Cars were unsafe at any speed, and houses used to settle. Baseball was the thing that happened in the sun; the names etched into products were an enduring reassurance, bigger than Presidents. So, see: you can’t trust memory. All hewed to the texture of some collected knowledge, the big lies remain very much the same. But we, the creatures, with the sliest of shit-eating grins, are only slightly more (or less?) aware.
Three members now unfortunately deceased, Negativland enter the fourth decade of their existence this year. And so, here, ostensibly, comes a moment for unquiet reflection. But the Bay Area collective has never really been good at performing for ego’s sake, at least not without an Olympic buccal bulge. Like a museum of cultural detritus, they’ve never mistaken casual introspection for profundity.

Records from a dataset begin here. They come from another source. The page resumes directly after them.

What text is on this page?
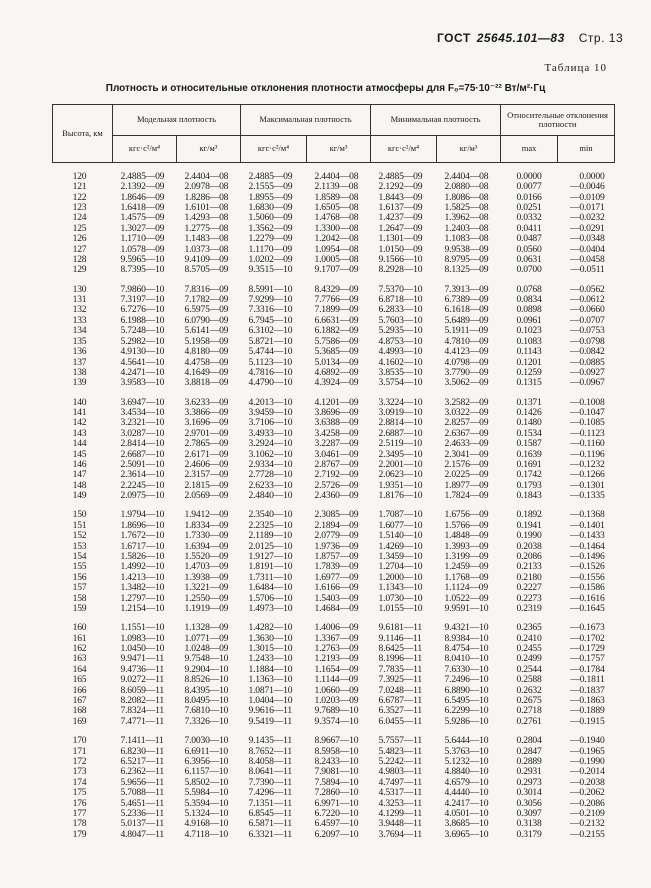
ГОСТ 25645.101—83 Стр. 13
Таблица 10
Плотность и относительные отклонения плотности атмосферы для F₀=75·10⁻²² Вт/м²·Гц
Высота, км	Модельная плотность		Максимальная плотность		Минимальная плотность		Относительные отклонения плотности	
	кгс·с²/м⁴	кг/м³	кгс·с²/м⁴	кг/м³	кгс·с²/м⁴	кг/м³	max	min

120	2.4885—09	2.4404—08	2.4885—09	2.4404—08	2.4885—09	2.4404—08	0.0000	0.0000
121	2.1392—09	2.0978—08	2.1555—09	2.1139—08	2.1292—09	2.0880—08	0.0077	—0.0046
122	1.8646—09	1.8286—08	1.8955—09	1.8589—08	1.8443—09	1.8086—08	0.0166	—0.0109
123	1.6418—09	1.6101—08	1.6830—09	1.6505—08	1.6137—09	1.5825—08	0.0251	—0.0171
124	1.4575—09	1.4293—08	1.5060—09	1.4768—08	1.4237—09	1.3962—08	0.0332	—0.0232
125	1.3027—09	1.2775—08	1.3562—09	1.3300—08	1.2647—09	1.2403—08	0.0411	—0.0291
126	1.1710—09	1.1483—08	1.2279—09	1.2042—08	1.1301—09	1.1083—08	0.0487	—0.0348
127	1.0578—09	1.0373—08	1.1170—09	1.0954—08	1.0150—09	9.9538—09	0.0560	—0.0404
128	9.5965—10	9.4109—09	1.0202—09	1.0005—08	9.1566—10	8.9795—09	0.0631	—0.0458
129	8.7395—10	8.5705—09	9.3515—10	9.1707—09	8.2928—10	8.1325—09	0.0700	—0.0511

130	7.9860—10	7.8316—09	8.5991—10	8.4329—09	7.5370—10	7.3913—09	0.0768	—0.0562
131	7.3197—10	7.1782—09	7.9299—10	7.7766—09	6.8718—10	6.7389—09	0.0834	—0.0612
132	6.7276—10	6.5975—09	7.3316—10	7.1899—09	6.2833—10	6.1618—09	0.0898	—0.0660
133	6.1988—10	6.0790—09	6.7945—10	6.6631—09	5.7603—10	5.6489—09	0.0961	—0.0707
134	5.7248—10	5.6141—09	6.3102—10	6.1882—09	5.2935—10	5.1911—09	0.1023	—0.0753
135	5.2982—10	5.1958—09	5.8721—10	5.7586—09	4.8753—10	4.7810—09	0.1083	—0.0798
136	4.9130—10	4.8180—09	5.4744—10	5.3685—09	4.4993—10	4.4123—09	0.1143	—0.0842
137	4.5641—10	4.4758—09	5.1123—10	5.0134—09	4.1602—10	4.0798—09	0.1201	—0.0885
138	4.2471—10	4.1649—09	4.7816—10	4.6892—09	3.8535—10	3.7790—09	0.1259	—0.0927
139	3.9583—10	3.8818—09	4.4790—10	4.3924—09	3.5754—10	3.5062—09	0.1315	—0.0967

140	3.6947—10	3.6233—09	4.2013—10	4.1201—09	3.3224—10	3.2582—09	0.1371	—0.1008
141	3.4534—10	3.3866—09	3.9459—10	3.8696—09	3.0919—10	3.0322—09	0.1426	—0.1047
142	3.2321—10	3.1696—09	3.7106—10	3.6388—09	2.8814—10	2.8257—09	0.1480	—0.1085
143	3.0287—10	2.9701—09	3.4933—10	3.4258—09	2.6887—10	2.6367—09	0.1534	—0.1123
144	2.8414—10	2.7865—09	3.2924—10	3.2287—09	2.5119—10	2.4633—09	0.1587	—0.1160
145	2.6687—10	2.6171—09	3.1062—10	3.0461—09	2.3495—10	2.3041—09	0.1639	—0.1196
146	2.5091—10	2.4606—09	2.9334—10	2.8767—09	2.2001—10	2.1576—09	0.1691	—0.1232
147	2.3614—10	2.3157—09	2.7728—10	2.7192—09	2.0623—10	2.0225—09	0.1742	—0.1266
148	2.2245—10	2.1815—09	2.6233—10	2.5726—09	1.9351—10	1.8977—09	0.1793	—0.1301
149	2.0975—10	2.0569—09	2.4840—10	2.4360—09	1.8176—10	1.7824—09	0.1843	—0.1335

150	1.9794—10	1.9412—09	2.3540—10	2.3085—09	1.7087—10	1.6756—09	0.1892	—0.1368
151	1.8696—10	1.8334—09	2.2325—10	2.1894—09	1.6077—10	1.5766—09	0.1941	—0.1401
152	1.7672—10	1.7330—09	2.1189—10	2.0779—09	1.5140—10	1.4848—09	0.1990	—0.1433
153	1.6717—10	1.6394—09	2.0125—10	1.9736—09	1.4269—10	1.3993—09	0.2038	—0.1464
154	1.5826—10	1.5520—09	1.9127—10	1.8757—09	1.3459—10	1.3199—09	0.2086	—0.1496
155	1.4992—10	1.4703—09	1.8191—10	1.7839—09	1.2704—10	1.2459—09	0.2133	—0.1526
156	1.4213—10	1.3938—09	1.7311—10	1.6977—09	1.2000—10	1.1768—09	0.2180	—0.1556
157	1.3482—10	1.3221—09	1.6484—10	1.6166—09	1.1343—10	1.1124—09	0.2227	—0.1586
158	1.2797—10	1.2550—09	1.5706—10	1.5403—09	1.0730—10	1.0522—09	0.2273	—0.1616
159	1.2154—10	1.1919—09	1.4973—10	1.4684—09	1.0155—10	9.9591—10	0.2319	—0.1645

160	1.1551—10	1.1328—09	1.4282—10	1.4006—09	9.6181—11	9.4321—10	0.2365	—0.1673
161	1.0983—10	1.0771—09	1.3630—10	1.3367—09	9.1146—11	8.9384—10	0.2410	—0.1702
162	1.0450—10	1.0248—09	1.3015—10	1.2763—09	8.6425—11	8.4754—10	0.2455	—0.1729
163	9.9471—11	9.7548—10	1.2433—10	1.2193—09	8.1996—11	8.0410—10	0.2499	—0.1757
164	9.4736—11	9.2904—10	1.1884—10	1.1654—09	7.7835—11	7.6330—10	0.2544	—0.1784
165	9.0272—11	8.8526—10	1.1363—10	1.1144—09	7.3925—11	7.2496—10	0.2588	—0.1811
166	8.6059—11	8.4395—10	1.0871—10	1.0660—09	7.0248—11	6.8890—10	0.2632	—0.1837
167	8.2082—11	8.0495—10	1.0404—10	1.0203—09	6.6787—11	6.5495—10	0.2675	—0.1863
168	7.8324—11	7.6810—10	9.9616—11	9.7689—10	6.3527—11	6.2299—10	0.2718	—0.1889
169	7.4771—11	7.3326—10	9.5419—11	9.3574—10	6.0455—11	5.9286—10	0.2761	—0.1915

170	7.1411—11	7.0030—10	9.1435—11	8.9667—10	5.7557—11	5.6444—10	0.2804	—0.1940
171	6.8230—11	6.6911—10	8.7652—11	8.5958—10	5.4823—11	5.3763—10	0.2847	—0.1965
172	6.5217—11	6.3956—10	8.4058—11	8.2433—10	5.2242—11	5.1232—10	0.2889	—0.1990
173	6.2362—11	6.1157—10	8.0641—11	7.9081—10	4.9803—11	4.8840—10	0.2931	—0.2014
174	5.9656—11	5.8502—10	7.7390—11	7.5894—10	4.7497—11	4.6579—10	0.2973	—0.2038
175	5.7088—11	5.5984—10	7.4296—11	7.2860—10	4.5317—11	4.4440—10	0.3014	—0.2062
176	5.4651—11	5.3594—10	7.1351—11	6.9971—10	4.3253—11	4.2417—10	0.3056	—0.2086
177	5.2336—11	5.1324—10	6.8545—11	6.7220—10	4.1299—11	4.0501—10	0.3097	—0.2109
178	5.0137—11	4.9168—10	6.5871—11	6.4597—10	3.9448—11	3.8685—10	0.3138	—0.2132
179	4.8047—11	4.7118—10	6.3321—11	6.2097—10	3.7694—11	3.6965—10	0.3179	—0.2155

Negativland have always been about an idea and, like the culture war cycle — itself a primary ammunition for the band’s high-caliber brand of subversive nosism — the idea has hardly died down. Between unpainted intervals, True False, Negativland’s latest, presents some of the band’s most potent, musical, and “popular” ideas in, I think, years.
So, where were we? Let’s see. Garbage, media, mass psychogenic illness… Among others, these themes have, over the years, threaded a neat motif through all of Negativland’s self-styled hideous triptychs. And so the band remains primarily concerned with the relationships people share with systems, as well as the means through which those relationships are expressed.

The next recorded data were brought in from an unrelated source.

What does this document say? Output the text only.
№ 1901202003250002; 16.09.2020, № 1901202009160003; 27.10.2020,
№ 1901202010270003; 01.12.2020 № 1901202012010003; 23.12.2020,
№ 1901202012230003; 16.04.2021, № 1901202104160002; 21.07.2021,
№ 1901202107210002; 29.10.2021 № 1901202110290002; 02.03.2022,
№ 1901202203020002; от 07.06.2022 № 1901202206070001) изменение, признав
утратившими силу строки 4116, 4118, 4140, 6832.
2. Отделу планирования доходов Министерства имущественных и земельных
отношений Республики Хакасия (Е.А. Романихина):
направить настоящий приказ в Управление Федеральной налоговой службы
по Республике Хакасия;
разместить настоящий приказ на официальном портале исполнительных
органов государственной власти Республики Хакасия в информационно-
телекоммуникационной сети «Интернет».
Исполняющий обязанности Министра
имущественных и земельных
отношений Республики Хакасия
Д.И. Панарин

But what does it mean to be true? That question’s over my pay grade, but True False poses the question and invents a brilliant subversion of logic in response; “I don’t have a single American friend,” etc. So dedicated to freedom of misinformation — resolving opposites in some simple inverse amendment — True False attempts to expose false dichotomies. It mostly succeeds. It also feels like it’s speaking to me personally. (To be fair, it does open with an address to one “David,” perhaps a self-effacing reference to Weatherman or maybe the Brom murders?)
In any case, “Discernment,” a mainstay of live sets for two decades, finally shows up here in studio format, reflecting a synthesis of pure maths. But, as we’re told toward the end: “Yesterday Hates Today;” and it could just as easily be the other way around. So True False isn’t at all like a clip show sketch, in form or in function. Instead, it feels mostly considered, genuine, and current. While the band has always risen to occasions of self-reference, these moments never descend into the languor of self-congratulation. And will you at least consider the sky’s burning algebra? Negativland were children of the radio era, and under a different sun, this album might be a solemn retread.

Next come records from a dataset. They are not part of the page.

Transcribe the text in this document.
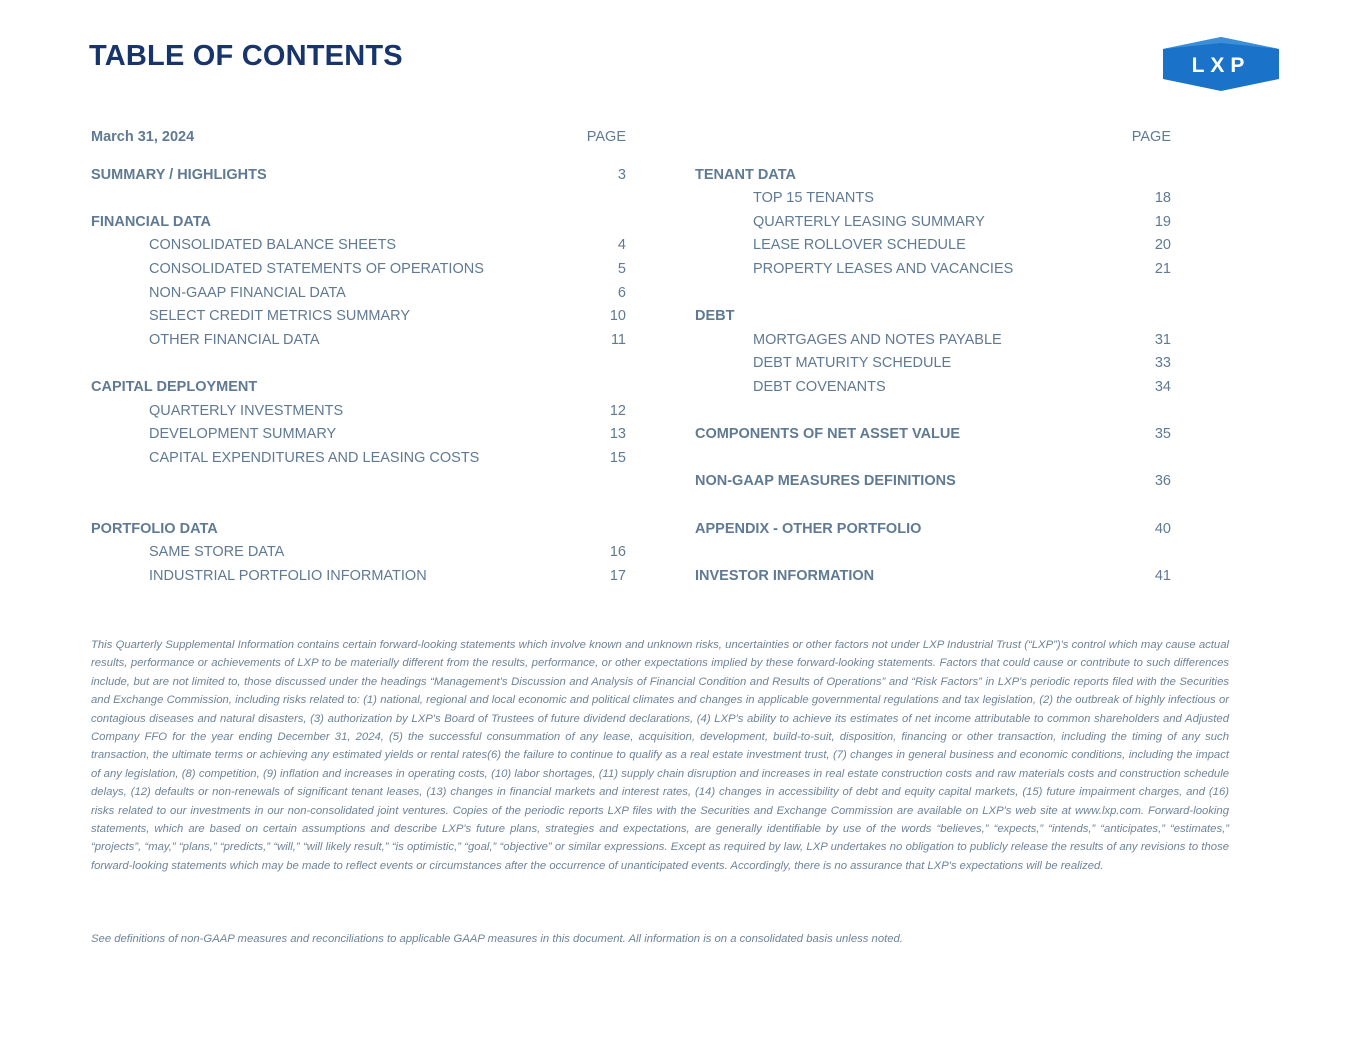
TABLE OF CONTENTS	LXP
March 31, 2024	PAGE
SUMMARY / HIGHLIGHTS	3
FINANCIAL DATA
CONSOLIDATED BALANCE SHEETS	4
CONSOLIDATED STATEMENTS OF OPERATIONS	5
NON-GAAP FINANCIAL DATA	6
SELECT CREDIT METRICS SUMMARY	10
OTHER FINANCIAL DATA	11
CAPITAL DEPLOYMENT
QUARTERLY INVESTMENTS	12
DEVELOPMENT SUMMARY	13
CAPITAL EXPENDITURES AND LEASING COSTS	15
PORTFOLIO DATA
SAME STORE DATA	16
INDUSTRIAL PORTFOLIO INFORMATION	17
PAGE
TENANT DATA
TOP 15 TENANTS	18
QUARTERLY LEASING SUMMARY	19
LEASE ROLLOVER SCHEDULE	20
PROPERTY LEASES AND VACANCIES	21
DEBT
MORTGAGES AND NOTES PAYABLE	31
DEBT MATURITY SCHEDULE	33
DEBT COVENANTS	34
COMPONENTS OF NET ASSET VALUE	35
NON-GAAP MEASURES DEFINITIONS	36
APPENDIX - OTHER PORTFOLIO	40
INVESTOR INFORMATION	41

This Quarterly Supplemental Information contains certain forward-looking statements which involve known and unknown risks, uncertainties or other factors not under LXP Industrial Trust (“LXP”)'s control which may cause actual results, performance or achievements of LXP to be materially different from the results, performance, or other expectations implied by these forward-looking statements. Factors that could cause or contribute to such differences include, but are not limited to, those discussed under the headings “Management's Discussion and Analysis of Financial Condition and Results of Operations” and “Risk Factors” in LXP's periodic reports filed with the Securities and Exchange Commission, including risks related to: (1) national, regional and local economic and political climates and changes in applicable governmental regulations and tax legislation, (2) the outbreak of highly infectious or contagious diseases and natural disasters, (3) authorization by LXP's Board of Trustees of future dividend declarations, (4) LXP's ability to achieve its estimates of net income attributable to common shareholders and Adjusted Company FFO for the year ending December 31, 2024, (5) the successful consummation of any lease, acquisition, development, build-to-suit, disposition, financing or other transaction, including the timing of any such transaction, the ultimate terms or achieving any estimated yields or rental rates(6) the failure to continue to qualify as a real estate investment trust, (7) changes in general business and economic conditions, including the impact of any legislation, (8) competition, (9) inflation and increases in operating costs, (10) labor shortages, (11) supply chain disruption and increases in real estate construction costs and raw materials costs and construction schedule delays, (12) defaults or non-renewals of significant tenant leases, (13) changes in financial markets and interest rates, (14) changes in accessibility of debt and equity capital markets, (15) future impairment charges, and (16) risks related to our investments in our non-consolidated joint ventures. Copies of the periodic reports LXP files with the Securities and Exchange Commission are available on LXP's web site at www.lxp.com. Forward-looking statements, which are based on certain assumptions and describe LXP's future plans, strategies and expectations, are generally identifiable by use of the words “believes,” “expects,” “intends,” “anticipates,” “estimates,” “projects”, “may,” “plans,” “predicts,” “will,” “will likely result,” “is optimistic,” “goal,” “objective” or similar expressions. Except as required by law, LXP undertakes no obligation to publicly release the results of any revisions to those forward-looking statements which may be made to reflect events or circumstances after the occurrence of unanticipated events. Accordingly, there is no assurance that LXP's expectations will be realized.

See definitions of non-GAAP measures and reconciliations to applicable GAAP measures in this document. All information is on a consolidated basis unless noted.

But True False is thankfully imbued with contemporary textures and references that ultimately reflect the newer issues. We hear the spliced phantasms of Ras Baraka and Barack Obama populated on the same track, “This is Not Normal,” in which the titular statement repeats, as if some perverse and obvious mantra for our times. A critical study of “normalcy” in general, the track manages to slyly avoid roasted fingers and bothesideism. Other entries, like “Melt the North Pole” and “Certain Men,” respectively touch upon climate change and the structural violence of male authority. Both are performed with equal humor and humility. There is also a song about bees.
The record’s climax arguably comes with “Fourth of July,” a searing and hilarious critique of internet slacktivism, outrage porn, and 21st-century right-wing entitlement. “I can make 15 fucking posts on Facebook, and not fucking one of you will share it!” an anonymous MAGA-inflected voice seethes, churchy organs a-whirring in the background. More prone to an obscurantist kind of dehydrated wit, Negativland’s “Fourth of July” stands out as one of the album’s truly laugh-out-loud moments.
And so, like some of the band’s best work, True False scans like a rapid-fire series of in-jokes. If you’re a fan, you’ll like it. If not, hard cheese. Regardless, the album is an often impressive, frequently funny interrogation of our thrownness. It’s like a flippant middle-finger aimed into the abyss of our past’s familiar matrix. Diffuse in nature, its obfuscation of character and argument seems to gesture, as is expected, at a kind of widespread dissociation, not to mention a generalized ignorance and complacency. Negativland have always set their sights on the deceptively anodyne, the “mostly harmless,” the suburban. But in lieu of headline thoughts or broad strokes, True False boldly attempts to address several questions at once, hopefully (or maybe hopelessly?) suggesting more than just a binary answer.